No matter how intimidating technology can be, for literacy it is important that we’re not afraid to look under the hood at least once. The drivers of the first cars had to be mechanical engineers in order to keep it running (they needed to have a full-fledged toolbox with them), but that is not needed anymore. Even the most non-technical driver knows that a fuel tank can run empty and needs refilling, that tires can run flat and that the windshield washing fluid must be topped up from time to time.
What should an AI mental model look like?
AI is highly abstract. Everything is hidden behind a screen and you cannot see what’s behind it. Building a mental model for internet was already a challenge (“my google does not work” when there is no wifi) but for AI it’s even harder. This makes a mental model even more important. It helps when it is more or less technically correct, but the most important part is that it helps you to understand what happens.
An example: you sometimes read that LLMs are autocomplete on steroids. Technically that could be defendable, but it has limited contribution to your understanding what an LLM can or cannot do.

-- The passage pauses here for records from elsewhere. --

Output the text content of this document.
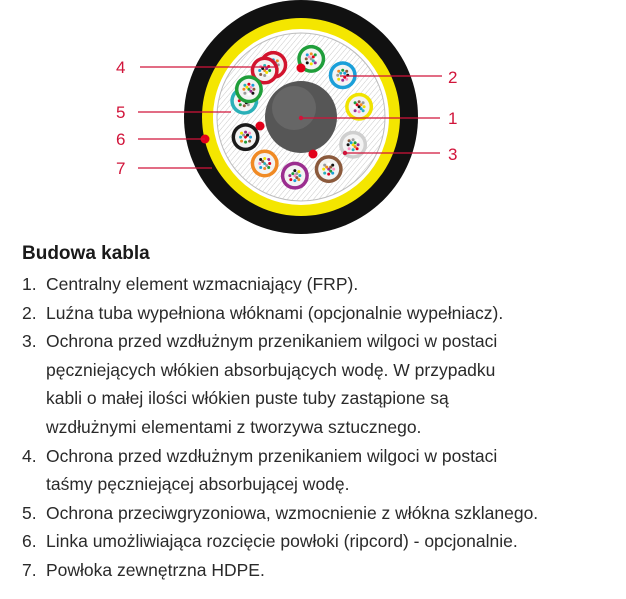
4
5
6
7
2
1
3
Budowa kabla
1. Centralny element wzmacniający (FRP).
2. Luźna tuba wypełniona włóknami (opcjonalnie wypełniacz).
3. Ochrona przed wzdłużnym przenikaniem wilgoci w postaci
pęczniejących włókien absorbujących wodę. W przypadku
kabli o małej ilości włókien puste tuby zastąpione są
wzdłużnymi elementami z tworzywa sztucznego.
4. Ochrona przed wzdłużnym przenikaniem wilgoci w postaci
taśmy pęczniejącej absorbującej wodę.
5. Ochrona przeciwgryzoniowa, wzmocnienie z włókna szklanego.
6. Linka umożliwiająca rozcięcie powłoki (ripcord) - opcjonalnie.
7. Powłoka zewnętrzna HDPE.
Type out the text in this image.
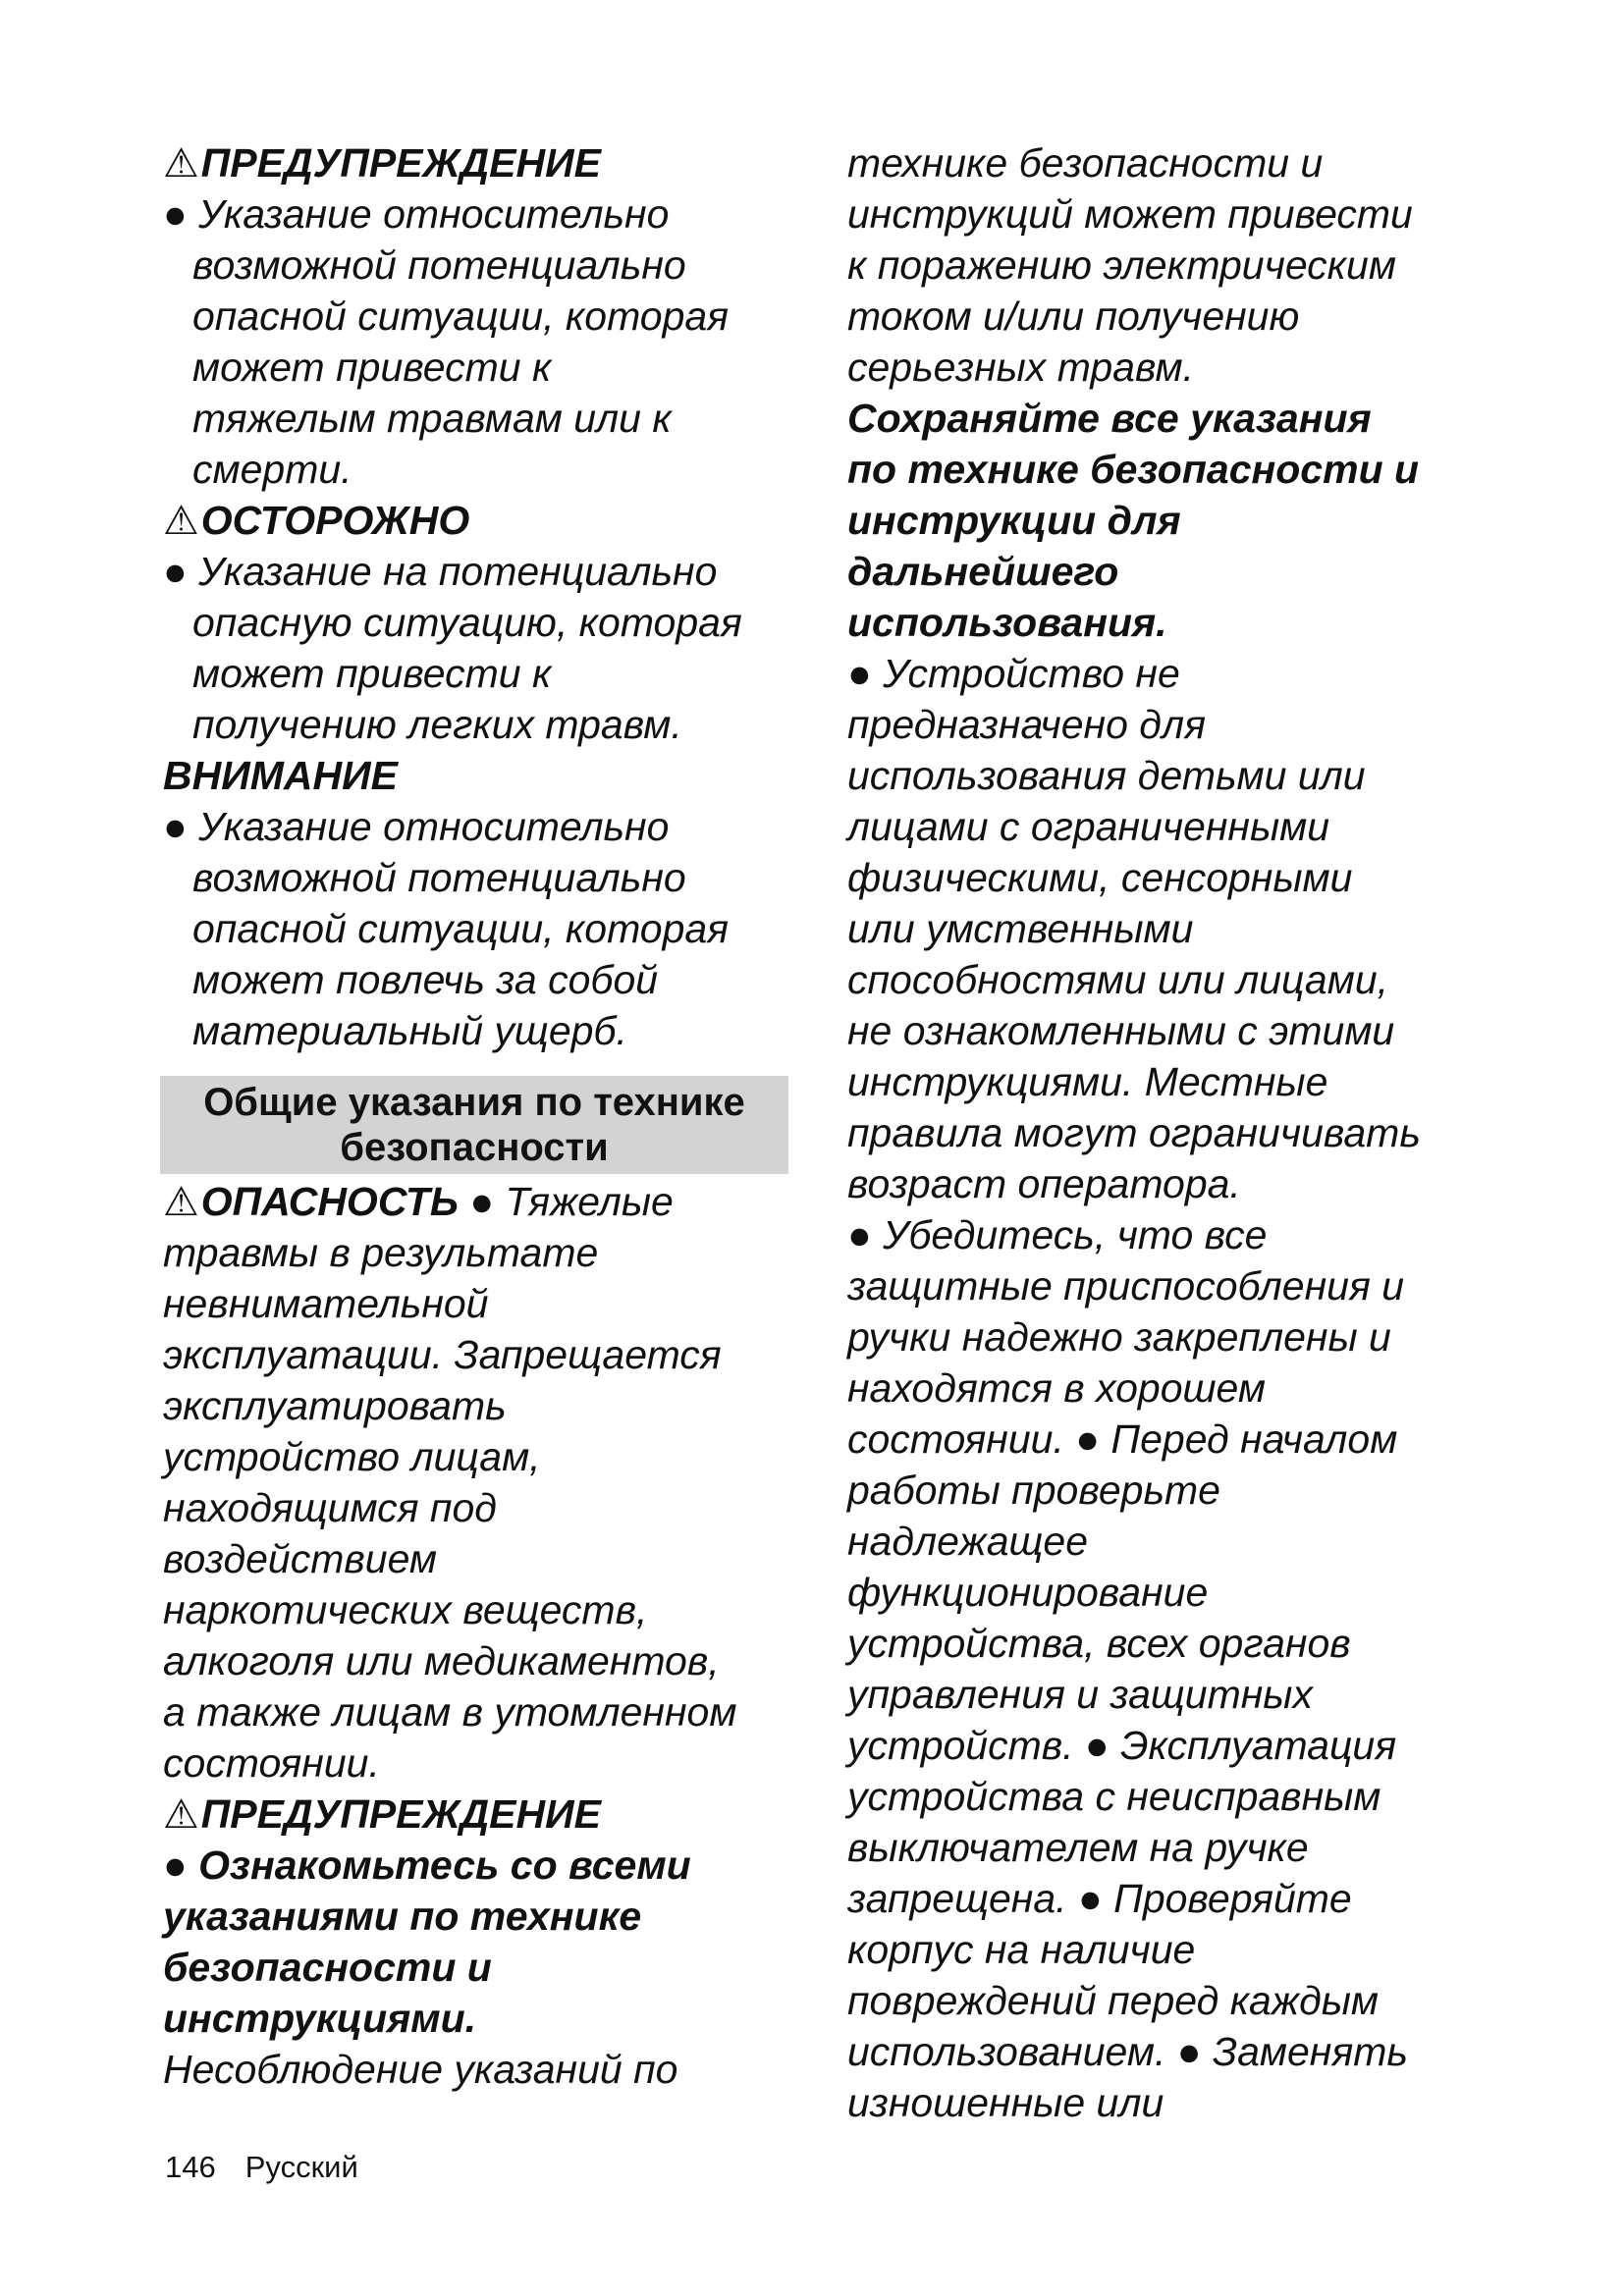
⚠ПРЕДУПРЕЖДЕНИЕ
● Указание относительно
возможной потенциально
опасной ситуации, которая
может привести к
тяжелым травмам или к
смерти.
⚠ОСТОРОЖНО
● Указание на потенциально
опасную ситуацию, которая
может привести к
получению легких травм.
ВНИМАНИЕ
● Указание относительно
возможной потенциально
опасной ситуации, которая
может повлечь за собой
материальный ущерб.
Общие указания по технике
безопасности
⚠ОПАСНОСТЬ ● Тяжелые
травмы в результате
невнимательной
эксплуатации. Запрещается
эксплуатировать
устройство лицам,
находящимся под
воздействием
наркотических веществ,
алкоголя или медикаментов,
а также лицам в утомленном
состоянии.
⚠ПРЕДУПРЕЖДЕНИЕ
● Ознакомьтесь со всеми
указаниями по технике
безопасности и
инструкциями.
Несоблюдение указаний по
технике безопасности и
инструкций может привести
к поражению электрическим
током и/или получению
серьезных травм.
Сохраняйте все указания
по технике безопасности и
инструкции для
дальнейшего
использования.
● Устройство не
предназначено для
использования детьми или
лицами с ограниченными
физическими, сенсорными
или умственными
способностями или лицами,
не ознакомленными с этими
инструкциями. Местные
правила могут ограничивать
возраст оператора.
● Убедитесь, что все
защитные приспособления и
ручки надежно закреплены и
находятся в хорошем
состоянии. ● Перед началом
работы проверьте
надлежащее
функционирование
устройства, всех органов
управления и защитных
устройств. ● Эксплуатация
устройства с неисправным
выключателем на ручке
запрещена. ● Проверяйте
корпус на наличие
повреждений перед каждым
использованием. ● Заменять
изношенные или
146 Русский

A car is a bunch of controlled explosions on four wheels, and chess is moving pieces of wood over a board with 64 fields.
A metaphor can be oversimplified.
On the other hand: magical thinking also does not help. As science fiction writer Arther C Clarke famously noted, “every sufficiently advanced technology looks like magic”. Larry Tesler added to that in 1970, “AI is what has not yet been done”. (To which Benedict Evans added, when it has been done, it turns out to be just software.)
That is why I am writing this series of blog posts on AI, each time comparing it with technologies or other familiar phenomena. There are surprisingly many analogies that make AI easier to understand for anyone who wants to become more literate in the topic.
I have made an overview of all analogies that I’ve found so far. You can see that somehow it is useful to draw parallels with cars and everything related to that. Another analogy (which I think I can dive deeper into soon) has to deal with food production. Sometimes analogies from topography are useful, or historical comparisons.
The importance of literacy
Literacy is not only important when you want to work smoothly with new technology. It also helps to avoid trust technology too much, or too less. It helps to understand what is real and what could be fake, like fake news or all techniques used by cybercriminals. And it helps to choose the right type of AI for your job: AI is not one thing, but a fleet.
Learning is done by trial and error. Silicon Valley has translated that to “move fast and break things”. With powerful technology like AI, I’m not sure that is the best of ideas. That gigantic focus on speed can be understood from an economical perspective, but speed does not help to build up a good mental model. I hope that later, we can look back at this period like we can now look at the internet bubble era: when you are in the middle of it, everything is changing super fast and the whole world is confusing, but later on, a few years later, all mental models have settled and we can merrily jump onto another hype.